Seria compreensível que as instituições que formaram a troica se tivessem sentido incomodadas pela confissão pública dos seus pecados feita de forma tão desassombrada por Jean-Claude Juncker, em jeito de assumida autocrítica. O que não é normal é que tenha sido o Governo português a sentir-se atingido, a ponto de sair de imediato em defesa da troica e de dirigir uma crítica aberta às declarações, ditas “infelizes”, do presidente da Comissão Europeia.

Este episódio caricato é muito revelador. No exacto momento em que o presidente da Comissão Europeia reconhece os erros e os excessos da troica, não apenas enquanto modelo desprovido de legitimidade democrática mas também como intervenção atentatória da dignidade dos países intervencionados, é o Governo PSD/CDS que acusa o toque e resolve vir a terreiro em defesa da “sua dama”. Isto mostra duas coisas fundamentais.

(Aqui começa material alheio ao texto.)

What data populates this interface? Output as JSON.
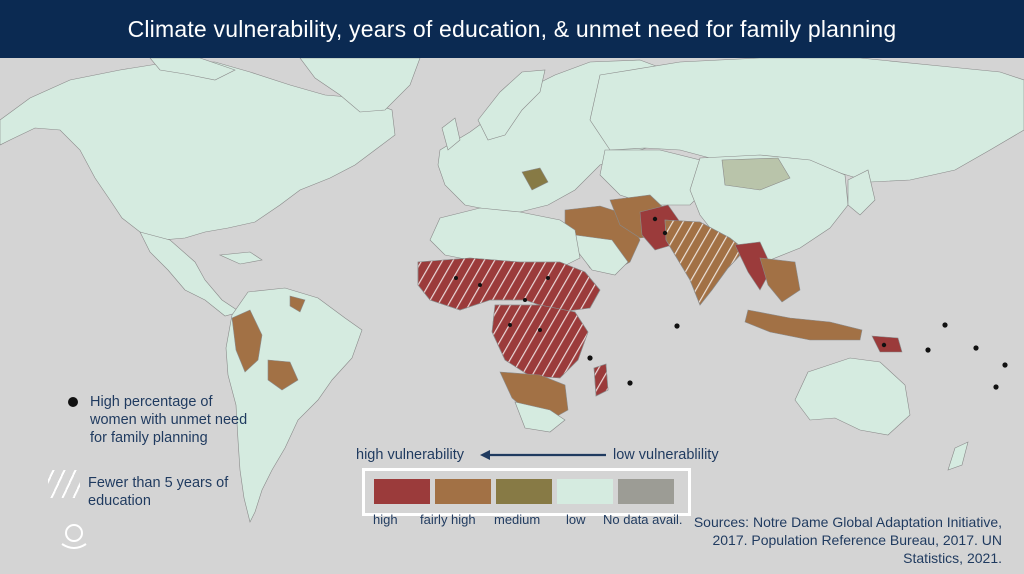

Em primeiro lugar, a identificação total do Governo com a política da troica (da qual só divergiu, como sabemos, pela sua obsessão de ir “mais além”, conduzindo à aplicação do dobro da austeridade que estava prevista no Memorando inicial). Todos nos lembramos, aliás, de ouvir o próprio primeiro-ministro, Passos Coelho, a explicar que o programa da troica correspondia ao programa do Governo de centro-direita e os factos posteriores, que infelizmente também todos testemunhámos, encarregaram-se de provar que o que se pretendeu, a pretexto da dívida e do défice, foi cumprir uma estratégia de empobrecimento e uma agenda ideológica frontalmente contra o Estado Social e os serviços públicos.

Em segundo lugar, este inusitado empenho do Governo PSD/CDS em defesa da sua troica mostra – e recorda, para quem pudesse estar esquecido - como a própria intervenção externa, que bem podia ter sido evitada (como evitaram a Espanha e a Itália, com o apoio do BCE), foi de facto pretendida pela direita, que a provocou ao abrir uma irresponsável crise política no auge da crise das dívidas soberanas. Agora que há finalmente quem queira reconhecer o fracasso de toda esta aventura, são os que escolheram e prosseguiram este caminho que se sentem desautorizados.

O que fica provado é que este Governo não serve para defender nem os interesses de Portugal, nem a própria dignidade do povo português. E um Governo que não serve para defender a dignidade do seu povo não serve para nada.